Editorial: Unmasking faces of Cameroonians in Glencore corruption scandal!.

Two Cameroonian suspects have been named, some two years after officials of Glencore confessed in the United Kingdom and United States courts that between 2007 and 2018, they were bribed with approximately seven billion FCFA, to slash the price of oil sold by the National Hydrocarbons Corporation, SNH, and the National Refining Company Limited, SONARA.



For Cameroon, where corruption has been pervasive, it was business as usual, not until anti-corruption advocate, Barrister Akere Muna, stepped on the gas, campaigning for an investigation to unmask the Cameroonians implicated in the rip-off.

It was a hard nut to crack. When the whistle was blown, Claude Simo Njonou, former General Manager of SONARA, did not comment as the illicit transactions were sealed before his appointment in 2019.

His predecessor, Charles Metouck, incarcerated at the Kondengui Maximum Security Prison, said he “never signed any contract with Glencore,” when he was in office from 2007 and 2010.

Metouck, appointed in 2007, was dismissed and arrested in 2013 before being sentenced to 15 years imprisonment for embezzling 514 million FCFA.

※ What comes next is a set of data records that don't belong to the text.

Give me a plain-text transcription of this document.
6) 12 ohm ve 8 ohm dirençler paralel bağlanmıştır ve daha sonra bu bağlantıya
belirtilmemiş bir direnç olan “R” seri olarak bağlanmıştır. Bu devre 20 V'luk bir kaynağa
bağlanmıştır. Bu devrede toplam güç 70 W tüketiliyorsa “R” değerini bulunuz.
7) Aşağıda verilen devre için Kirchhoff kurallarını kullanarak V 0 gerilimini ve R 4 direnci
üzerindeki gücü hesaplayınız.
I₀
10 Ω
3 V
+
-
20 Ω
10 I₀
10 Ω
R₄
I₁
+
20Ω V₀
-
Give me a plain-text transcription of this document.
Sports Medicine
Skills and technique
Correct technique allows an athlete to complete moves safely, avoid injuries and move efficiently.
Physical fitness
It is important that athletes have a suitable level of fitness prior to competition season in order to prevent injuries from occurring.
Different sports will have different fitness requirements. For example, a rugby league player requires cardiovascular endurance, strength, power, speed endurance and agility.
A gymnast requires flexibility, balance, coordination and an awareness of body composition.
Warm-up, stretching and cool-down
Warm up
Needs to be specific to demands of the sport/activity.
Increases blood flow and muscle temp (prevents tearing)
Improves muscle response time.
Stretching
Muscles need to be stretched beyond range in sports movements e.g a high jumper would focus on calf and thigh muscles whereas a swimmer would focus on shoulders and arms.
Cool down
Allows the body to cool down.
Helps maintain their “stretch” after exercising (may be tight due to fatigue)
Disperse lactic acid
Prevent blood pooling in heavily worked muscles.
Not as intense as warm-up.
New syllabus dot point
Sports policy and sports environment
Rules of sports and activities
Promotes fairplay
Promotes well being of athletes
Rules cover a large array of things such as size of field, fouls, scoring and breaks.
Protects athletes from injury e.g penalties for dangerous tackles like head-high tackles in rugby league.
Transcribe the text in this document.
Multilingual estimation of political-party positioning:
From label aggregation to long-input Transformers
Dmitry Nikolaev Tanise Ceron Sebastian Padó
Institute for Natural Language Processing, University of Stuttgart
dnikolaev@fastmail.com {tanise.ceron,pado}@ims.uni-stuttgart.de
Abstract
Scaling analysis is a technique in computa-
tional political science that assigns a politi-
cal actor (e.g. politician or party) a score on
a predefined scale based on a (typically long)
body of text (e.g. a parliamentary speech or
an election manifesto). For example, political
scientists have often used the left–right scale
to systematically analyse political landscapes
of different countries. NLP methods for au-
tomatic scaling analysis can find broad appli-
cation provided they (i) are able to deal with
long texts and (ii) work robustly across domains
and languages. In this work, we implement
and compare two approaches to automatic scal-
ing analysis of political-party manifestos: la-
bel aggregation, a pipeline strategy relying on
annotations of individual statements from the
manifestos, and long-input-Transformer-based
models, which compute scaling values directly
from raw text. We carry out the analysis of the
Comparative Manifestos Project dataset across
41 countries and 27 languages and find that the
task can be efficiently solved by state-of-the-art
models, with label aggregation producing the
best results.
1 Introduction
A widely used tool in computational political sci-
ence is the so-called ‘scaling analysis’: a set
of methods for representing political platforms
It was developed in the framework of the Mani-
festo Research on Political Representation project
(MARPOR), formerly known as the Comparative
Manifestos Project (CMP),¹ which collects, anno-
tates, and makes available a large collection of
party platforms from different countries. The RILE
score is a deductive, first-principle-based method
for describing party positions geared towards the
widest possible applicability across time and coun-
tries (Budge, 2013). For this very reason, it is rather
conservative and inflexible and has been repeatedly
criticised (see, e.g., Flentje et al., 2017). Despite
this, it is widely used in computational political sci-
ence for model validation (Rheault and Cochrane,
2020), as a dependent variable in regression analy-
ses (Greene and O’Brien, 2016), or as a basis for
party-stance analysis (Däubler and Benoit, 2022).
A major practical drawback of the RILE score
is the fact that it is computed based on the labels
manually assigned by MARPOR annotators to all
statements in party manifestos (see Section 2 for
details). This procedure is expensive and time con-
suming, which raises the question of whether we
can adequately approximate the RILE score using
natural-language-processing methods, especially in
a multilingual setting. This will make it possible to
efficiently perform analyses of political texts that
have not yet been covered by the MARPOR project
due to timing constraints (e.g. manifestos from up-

Even though he is jailed for destruction of documents and embezzlement of public funds, he added that he "never was found wanting...for acts of corruption".

Nonetheless, the Executive General Manager of SNH, Adolphe Moudiki, in a press release dated May 30, 2022, also defended his company, saying it was "neither remotely nor closely associated with such practices, strictly prohibited by its internal regulations".

Moudiki said he was only informed about Glencore's confessions "through the press," and urged the American and English authorities to obtain "the elements which would make it possible to establish the veracity of these allegations".

According to media reports, in July last year, the Executive General Manager of SNH, Adolphe Moudiki, wrote to President Paul Biya that an investigation should be opened to unveil the suspects and let them face the law at the Special Criminal Court, SCC.

Noted for his fight against illicit enrichment, the Head of State quickly gave his endorsement.

On November 6, 2023, Moudiki filed a complaint with the Special Criminal Court, to “identify the Cameroonian accomplices in these acts of corruption”. 

He added that SNH is “confident that the outcome of the proceedings in London will enable the SCC to speed up its investigations”.

But the investigation at the national level remains a secret. The only positive action has been by the Ministry of Finance, which ordered a tax reassessment of the Douala-based subsidiary of Glencore commensurate with the damage suffered by Cameroon’s public finances.

As Akere Muna continued to pressurise the relevant national authorities to expose the suspects, reports emerged that on September 10, at the Westminster Magistrates’ Court in London, where the case was called for a preliminary hearing, the names of those suspected would be divulged.

Yaounde waited in vain for British defendants who were former senior executives of the Anglo-Swiss oil company, to reveal the names of the Cameroonians to whom they are alleged to have paid bribes.

A statement issued by the SNH after the hearing noted that: The hearing began at the Westminster Magistrates’ Court that declared itself incompetent with respect to the seriousness of the charges. The case has been referred to Southwark Crown Court and bail granted to the six defendants, pending the next hearing on October 8, 2024”.

Cameroonians remain hopeful that the upcoming hearing will finally reveal the identities of the implicated Cameroonian officials.

“It is worth mentioning that SNH wrote to Glencore on May 30, 2022, immediately this affair broke out, and again on June 5, 2023, following Glencore’s conviction on November 3, 2022, for the names of SNH officials allegedly involved in this affair. But Glencore refused to provide the names, citing an “anonymity clause” concluded with the Serious Fraud Office, a government agency attached to the Attorney General that was conducting the investigations,” the SNH release added.   

But two Cameroonian names from the SNH have so far been flooding in the news radar. One is retired and another left the company and is the boss of a fuel marketing company.

The Guardian Post is holding their names which have been in some conventional and social media, just because all attempts to get to them for comment failed. But can there be smoke without fire?

Glencore aid it bribed both top shots of SONARA and SNH, but so far, only the former is at the nexus of the scandal. 

As it concerns SONARA, Charles Metouck and Ibrahim Talba Malla, the two successive heads of the refinery between 2007 and 2014, when the incidences of corruption are alleged to have taken place, have not been mentioned. 

Talba Malla, a power broker of the Grand North and Organising Secretary of the ruling CPDM, who held the post from 2013 to 2019, is the current Minister Delegate at the Presidency in charge of Public Contracts. He has not made any comment so far. 

The Guardian Post is aware that investigators often carry out their assignment with discreet, but for over two years since the bribe givers confessed, the Cameroonian judiciary system should have at least interrogated the Cameroon suspects and disclose their identities so as to protect the reputation of innocent officials to whom accusing fingers are being pointed in gossip mills.